We use augmented-reality techniques to render and blend virtual objects (for example, vehicles) onto the camera view of the ego vehicle. Given a background three-dimensional model with its 6 degrees of freedom pose/location in the world coordinate, we perform a two-stage transformation to project the model to the onboard camera image: (1) from the world coordinate to the ego-vehicle coordinate, and (2) from the ego-vehicle coordinate to the onboard camera coordinate. In the first transformation, the ego vehicle pose and location are obtained from the real-time signal of the onboard high-precision real-time kinematic positioning (RTK).
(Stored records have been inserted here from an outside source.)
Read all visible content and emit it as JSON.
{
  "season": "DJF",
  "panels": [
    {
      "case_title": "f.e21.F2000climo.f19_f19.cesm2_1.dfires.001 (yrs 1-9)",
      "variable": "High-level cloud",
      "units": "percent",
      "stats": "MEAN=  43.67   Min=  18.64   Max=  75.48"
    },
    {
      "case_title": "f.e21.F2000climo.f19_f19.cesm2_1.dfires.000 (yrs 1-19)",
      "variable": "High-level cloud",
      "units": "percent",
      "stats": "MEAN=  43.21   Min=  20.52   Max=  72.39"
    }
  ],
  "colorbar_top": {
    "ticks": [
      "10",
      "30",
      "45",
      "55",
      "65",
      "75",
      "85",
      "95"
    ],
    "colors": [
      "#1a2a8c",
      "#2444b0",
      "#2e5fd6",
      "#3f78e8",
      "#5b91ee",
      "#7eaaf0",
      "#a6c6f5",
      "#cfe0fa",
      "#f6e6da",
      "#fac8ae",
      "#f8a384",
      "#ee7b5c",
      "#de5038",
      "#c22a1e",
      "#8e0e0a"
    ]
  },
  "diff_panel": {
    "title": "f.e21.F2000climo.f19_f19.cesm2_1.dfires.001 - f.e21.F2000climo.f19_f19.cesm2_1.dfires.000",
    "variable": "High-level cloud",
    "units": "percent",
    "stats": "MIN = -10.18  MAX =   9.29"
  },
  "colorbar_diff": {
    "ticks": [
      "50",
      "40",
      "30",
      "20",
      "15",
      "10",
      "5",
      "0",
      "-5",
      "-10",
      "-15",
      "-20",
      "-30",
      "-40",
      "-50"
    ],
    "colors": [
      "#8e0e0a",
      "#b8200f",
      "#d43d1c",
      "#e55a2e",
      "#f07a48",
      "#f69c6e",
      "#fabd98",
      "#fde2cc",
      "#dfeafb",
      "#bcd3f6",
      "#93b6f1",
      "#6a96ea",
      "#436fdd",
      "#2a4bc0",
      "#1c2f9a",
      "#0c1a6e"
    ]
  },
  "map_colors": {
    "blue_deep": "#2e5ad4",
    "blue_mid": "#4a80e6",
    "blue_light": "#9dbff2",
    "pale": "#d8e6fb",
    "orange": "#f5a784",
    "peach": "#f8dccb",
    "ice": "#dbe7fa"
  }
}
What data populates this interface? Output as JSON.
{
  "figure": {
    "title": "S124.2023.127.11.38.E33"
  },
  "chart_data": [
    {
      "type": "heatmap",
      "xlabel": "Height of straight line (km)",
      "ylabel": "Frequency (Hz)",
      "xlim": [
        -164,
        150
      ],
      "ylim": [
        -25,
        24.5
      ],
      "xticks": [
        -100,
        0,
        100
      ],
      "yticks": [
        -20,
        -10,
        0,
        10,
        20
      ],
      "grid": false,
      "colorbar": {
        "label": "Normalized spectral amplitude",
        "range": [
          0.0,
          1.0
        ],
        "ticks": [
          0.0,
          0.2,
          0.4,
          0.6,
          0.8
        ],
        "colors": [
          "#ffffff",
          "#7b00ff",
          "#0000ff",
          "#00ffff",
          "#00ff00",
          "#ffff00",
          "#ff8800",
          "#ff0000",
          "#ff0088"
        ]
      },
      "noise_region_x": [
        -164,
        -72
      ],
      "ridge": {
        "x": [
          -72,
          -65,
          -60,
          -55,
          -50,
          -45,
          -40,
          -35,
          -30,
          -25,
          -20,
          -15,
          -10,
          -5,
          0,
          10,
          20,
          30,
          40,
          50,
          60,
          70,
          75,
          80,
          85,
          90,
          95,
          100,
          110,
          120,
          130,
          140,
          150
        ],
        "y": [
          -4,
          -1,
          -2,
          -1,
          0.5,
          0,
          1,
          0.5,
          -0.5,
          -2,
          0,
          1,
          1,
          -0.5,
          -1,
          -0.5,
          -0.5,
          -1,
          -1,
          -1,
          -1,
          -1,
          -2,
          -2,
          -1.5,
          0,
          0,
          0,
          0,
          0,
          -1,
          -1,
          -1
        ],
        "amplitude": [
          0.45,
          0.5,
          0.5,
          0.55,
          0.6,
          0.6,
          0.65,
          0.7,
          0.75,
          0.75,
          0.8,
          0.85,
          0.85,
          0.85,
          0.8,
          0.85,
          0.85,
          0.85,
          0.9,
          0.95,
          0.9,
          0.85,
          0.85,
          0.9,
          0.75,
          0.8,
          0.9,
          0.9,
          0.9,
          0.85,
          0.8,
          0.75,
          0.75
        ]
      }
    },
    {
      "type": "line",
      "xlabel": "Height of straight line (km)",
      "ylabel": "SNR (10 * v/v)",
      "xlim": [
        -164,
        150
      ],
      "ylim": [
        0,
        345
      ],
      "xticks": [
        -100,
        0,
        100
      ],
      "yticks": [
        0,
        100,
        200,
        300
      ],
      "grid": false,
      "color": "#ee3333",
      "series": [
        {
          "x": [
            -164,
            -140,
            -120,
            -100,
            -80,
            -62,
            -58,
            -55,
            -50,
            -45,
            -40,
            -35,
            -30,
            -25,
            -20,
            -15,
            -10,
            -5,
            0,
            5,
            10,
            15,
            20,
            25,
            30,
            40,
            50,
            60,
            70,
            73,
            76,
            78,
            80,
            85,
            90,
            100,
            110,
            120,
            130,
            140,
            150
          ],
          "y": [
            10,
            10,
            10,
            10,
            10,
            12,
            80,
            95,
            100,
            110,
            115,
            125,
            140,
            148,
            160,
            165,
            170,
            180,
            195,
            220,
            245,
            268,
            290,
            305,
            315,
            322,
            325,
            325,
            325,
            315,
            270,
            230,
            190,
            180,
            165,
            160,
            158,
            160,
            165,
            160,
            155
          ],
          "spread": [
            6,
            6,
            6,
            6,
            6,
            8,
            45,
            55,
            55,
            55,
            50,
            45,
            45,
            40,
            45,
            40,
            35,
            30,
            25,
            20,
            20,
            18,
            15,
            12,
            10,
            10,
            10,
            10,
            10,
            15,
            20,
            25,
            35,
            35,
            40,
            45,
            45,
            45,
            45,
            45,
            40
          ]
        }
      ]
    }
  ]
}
In the second transformation, the projection is based on the pre-calibrated camera intrinsic and extrinsic. We also perform relighting on the rendered layer to harmonize the visual quality of the blending result. The augmented view is generated based on a linear blending with the rendered foreground layer, the camera’s background layer and the rendered alpha matte. On top of the blending result, a weather-control layer is further added to simulate different weather conditions, for example, rain, snow and fog. We implemented the augmented rendering based on pyrender53. An additional validation of the augmented image rendering can be found in Supplementary Section 4f.

AV under test

As the AV under test, we used a retrofitted Lincoln MKZ from the Mcity Test Facility at the University of Michigan, Ann Arbor. The vehicle was equipped with multiple sensors, computing resources (two Nexcom Lumina) and with drive-by-wire capabilities provided by Dataspeed Inc. Specifically, the sensors include a PointGrey camera, a Velodyne 32-channel LiDAR, Delphi radars, OTXS RT3003 RTK GPS, Xsens MTi GPS/inertial measurement unit and so on. We implemented the vehicle with a Robot Operating System-based open-source software, Autoware.AI23, which provides full-stack software for the highly automated driving functions, including localization, perception, planning, control and so on. We then integrated the AV with the augmented-reality testing platform to evaluate the AV’s safety performance. An illustration of the system framework can be found in Supplementary Information. Specifically, we modified the AV localization component to utilize the high-definition map and high-accuracy RTK for obtaining the current pose and velocity. The surrounding vehicles’ BSMs were directly obtained from the simulation through wireless communications. To generate the AV’s future trajectory, we applied the OpenPlanner 1.1354 as the decision module, an advanced planning algorithm including global and local path planning. We applied the pure pursuit algorithm to convert the planned trajectory into the velocity and yaw rate and then used a proportional–integral–derivative controller provided by Dataspeed Inc. to further convert them into the vehicle by-wire control commands, that is, steering angle, throttle and brake percentages.